Упоминание о звоне кандалов в стихотворении «Перед памятником А. С. Пушкину в Одессе» соотносится со строками Пушкина «Как раз тебя запрут, / Посадят на цепь дурака» («Не дай мне Бог сойти с ума» [III; 249]). Пушкинскому романтическому мотиву безумия поэта, прозревающему высшие тайны и отторгнутого и мучимого людьми, Бродский придает новый, глубоко личностный смысл. Канонизированный литературный мотив становится у Бродского средством самоописания «Я» и приобретает биографическую достоверность. Так «литература» становится «жизнью», а единичное событие запечатлевается в «вечной» словесной формуле. Строки из стихотворения Пушкина «Не дай мне Бог сойти с ума» — может быть, самого «темного» из произведений поэта:

Да вот беда: сойти с ума,

<…>

Как раз тебя запрут,

Посадят на цепь дурака

И сквозь решетку, как зверька,

Дразнить тебя придут —

(III; 249)

превратились у Бродского в свидетельство о собственной судьбе — о судьбе узника. Романтический флер, обволакивающий образы у Пушкина, сорван: в тюрьме не безумец, а здравомыслящий человек, и травят его наяву — «Я входил вместо дикого зверя в клетку, / выжигал свой срок и кликуху гвоздем в бараке…» (1980 [III; 7]).

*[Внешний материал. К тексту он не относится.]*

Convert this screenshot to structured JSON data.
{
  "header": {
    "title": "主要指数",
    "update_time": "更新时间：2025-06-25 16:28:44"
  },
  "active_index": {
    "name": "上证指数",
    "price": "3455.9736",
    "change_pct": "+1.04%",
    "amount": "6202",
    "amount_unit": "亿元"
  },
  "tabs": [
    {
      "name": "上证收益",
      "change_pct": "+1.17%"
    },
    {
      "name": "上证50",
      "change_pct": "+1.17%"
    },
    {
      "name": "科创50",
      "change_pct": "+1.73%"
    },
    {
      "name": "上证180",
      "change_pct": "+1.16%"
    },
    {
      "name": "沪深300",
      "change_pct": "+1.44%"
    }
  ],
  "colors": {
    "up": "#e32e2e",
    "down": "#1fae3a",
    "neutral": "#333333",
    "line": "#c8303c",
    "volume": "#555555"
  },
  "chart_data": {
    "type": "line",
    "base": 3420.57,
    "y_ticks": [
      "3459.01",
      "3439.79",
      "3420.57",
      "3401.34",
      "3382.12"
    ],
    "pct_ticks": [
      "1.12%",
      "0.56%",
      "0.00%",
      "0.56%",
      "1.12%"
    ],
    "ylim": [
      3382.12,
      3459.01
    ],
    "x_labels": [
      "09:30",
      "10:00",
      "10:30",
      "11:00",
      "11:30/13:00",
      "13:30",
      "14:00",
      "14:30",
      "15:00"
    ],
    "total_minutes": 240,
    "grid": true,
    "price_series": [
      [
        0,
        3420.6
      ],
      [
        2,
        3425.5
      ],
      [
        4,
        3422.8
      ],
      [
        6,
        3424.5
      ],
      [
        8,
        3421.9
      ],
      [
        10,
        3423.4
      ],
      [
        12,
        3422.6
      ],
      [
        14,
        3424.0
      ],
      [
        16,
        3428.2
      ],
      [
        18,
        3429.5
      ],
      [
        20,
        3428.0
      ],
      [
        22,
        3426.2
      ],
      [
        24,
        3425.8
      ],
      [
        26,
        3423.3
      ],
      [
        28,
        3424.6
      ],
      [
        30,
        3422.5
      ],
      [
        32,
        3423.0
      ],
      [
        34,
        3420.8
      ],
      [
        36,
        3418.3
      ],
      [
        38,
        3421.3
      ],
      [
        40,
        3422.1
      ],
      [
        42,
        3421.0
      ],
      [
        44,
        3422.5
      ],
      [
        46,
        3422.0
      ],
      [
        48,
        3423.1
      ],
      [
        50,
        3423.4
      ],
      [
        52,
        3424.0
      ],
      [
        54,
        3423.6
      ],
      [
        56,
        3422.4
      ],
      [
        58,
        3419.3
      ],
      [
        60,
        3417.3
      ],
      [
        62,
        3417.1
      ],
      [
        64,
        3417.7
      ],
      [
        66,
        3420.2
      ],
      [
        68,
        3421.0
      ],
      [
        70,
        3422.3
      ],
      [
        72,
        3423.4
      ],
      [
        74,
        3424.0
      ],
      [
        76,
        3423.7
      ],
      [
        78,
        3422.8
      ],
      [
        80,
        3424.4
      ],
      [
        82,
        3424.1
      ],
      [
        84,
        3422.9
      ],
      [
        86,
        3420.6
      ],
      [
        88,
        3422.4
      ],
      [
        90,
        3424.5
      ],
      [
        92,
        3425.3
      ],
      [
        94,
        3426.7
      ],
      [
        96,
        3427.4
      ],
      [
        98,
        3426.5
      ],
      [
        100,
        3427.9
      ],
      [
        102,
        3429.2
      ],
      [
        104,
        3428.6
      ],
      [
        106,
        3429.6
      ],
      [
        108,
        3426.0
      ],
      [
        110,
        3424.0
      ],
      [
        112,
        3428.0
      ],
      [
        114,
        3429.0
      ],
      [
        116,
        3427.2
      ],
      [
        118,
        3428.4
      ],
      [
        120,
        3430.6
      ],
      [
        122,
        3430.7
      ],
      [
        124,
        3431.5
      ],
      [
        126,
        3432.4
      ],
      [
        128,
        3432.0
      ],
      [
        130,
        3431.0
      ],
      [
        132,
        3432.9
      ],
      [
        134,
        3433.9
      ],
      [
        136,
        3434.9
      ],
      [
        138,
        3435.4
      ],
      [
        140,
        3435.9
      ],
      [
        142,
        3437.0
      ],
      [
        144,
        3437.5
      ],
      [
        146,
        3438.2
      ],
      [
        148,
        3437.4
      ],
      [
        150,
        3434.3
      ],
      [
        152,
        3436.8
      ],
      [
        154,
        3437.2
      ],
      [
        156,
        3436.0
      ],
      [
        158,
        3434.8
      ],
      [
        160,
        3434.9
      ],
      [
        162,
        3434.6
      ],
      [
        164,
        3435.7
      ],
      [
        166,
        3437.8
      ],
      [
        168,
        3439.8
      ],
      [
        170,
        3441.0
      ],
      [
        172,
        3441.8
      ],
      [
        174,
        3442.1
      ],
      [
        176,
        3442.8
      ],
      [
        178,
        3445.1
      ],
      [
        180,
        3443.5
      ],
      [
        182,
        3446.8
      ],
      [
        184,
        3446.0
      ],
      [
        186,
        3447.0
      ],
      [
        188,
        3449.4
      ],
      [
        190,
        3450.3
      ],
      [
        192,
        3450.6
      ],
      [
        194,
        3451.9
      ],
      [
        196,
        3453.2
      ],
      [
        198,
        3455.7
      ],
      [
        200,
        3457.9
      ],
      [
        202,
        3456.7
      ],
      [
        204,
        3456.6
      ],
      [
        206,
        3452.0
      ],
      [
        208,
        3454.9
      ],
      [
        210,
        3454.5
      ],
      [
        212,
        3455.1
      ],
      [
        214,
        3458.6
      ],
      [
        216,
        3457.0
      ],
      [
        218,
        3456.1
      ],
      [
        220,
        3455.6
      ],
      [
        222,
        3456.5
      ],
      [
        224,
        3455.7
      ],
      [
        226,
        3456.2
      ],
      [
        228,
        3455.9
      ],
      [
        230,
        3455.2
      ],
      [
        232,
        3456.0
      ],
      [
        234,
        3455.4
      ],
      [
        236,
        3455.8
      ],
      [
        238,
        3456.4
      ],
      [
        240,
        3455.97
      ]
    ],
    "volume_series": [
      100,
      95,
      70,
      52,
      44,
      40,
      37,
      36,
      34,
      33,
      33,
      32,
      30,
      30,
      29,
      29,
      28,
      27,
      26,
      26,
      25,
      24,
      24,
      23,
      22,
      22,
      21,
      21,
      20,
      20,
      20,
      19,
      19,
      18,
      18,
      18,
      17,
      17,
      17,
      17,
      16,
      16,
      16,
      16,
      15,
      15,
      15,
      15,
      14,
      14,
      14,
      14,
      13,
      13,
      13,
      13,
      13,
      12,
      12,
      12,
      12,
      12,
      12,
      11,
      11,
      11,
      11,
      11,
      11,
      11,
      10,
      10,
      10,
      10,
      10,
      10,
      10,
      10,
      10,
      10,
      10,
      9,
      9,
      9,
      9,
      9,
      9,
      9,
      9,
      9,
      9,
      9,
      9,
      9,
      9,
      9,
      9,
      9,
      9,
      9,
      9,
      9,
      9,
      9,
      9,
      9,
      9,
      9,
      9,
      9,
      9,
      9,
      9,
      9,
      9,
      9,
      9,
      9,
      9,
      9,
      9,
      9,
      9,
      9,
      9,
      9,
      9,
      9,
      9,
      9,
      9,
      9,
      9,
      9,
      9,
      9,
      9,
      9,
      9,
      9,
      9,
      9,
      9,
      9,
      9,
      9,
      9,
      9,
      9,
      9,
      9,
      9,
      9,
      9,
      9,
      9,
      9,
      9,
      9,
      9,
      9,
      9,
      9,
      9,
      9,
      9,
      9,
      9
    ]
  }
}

Цитируется в стихотворении «Перед памятником А. С. Пушкину в Одессе» и пушкинское «Пора, мой друг, пора! покоя сердце просит…»: «И он, видать, / здесь ждал того, чего нельзя не ждать / от жизни: юли. Эту благодать, / волнам доступную, бог русских нив / сокрыл от нас, всем прочим осенив, / зане — ревнив» (IV (1); 8). Двум противоположным и нераздельным ценностям Пушкина — покою и воле — Бродский противопоставляет одну только юлю — свободу[364].

Реминисценции из пушкинского «…Вновь я посетил…» — стилистические формулы для описания судьбы поэта-изгнанника в стихотворении Бродского «1972 год» (1972). Стихотворение посвящено вынужденной разлуке поэта с родиной, отъезд уподоблен дантовскому переходу в загробный мир. Изгнание описано как возмездие за служение «речи родной, словесности».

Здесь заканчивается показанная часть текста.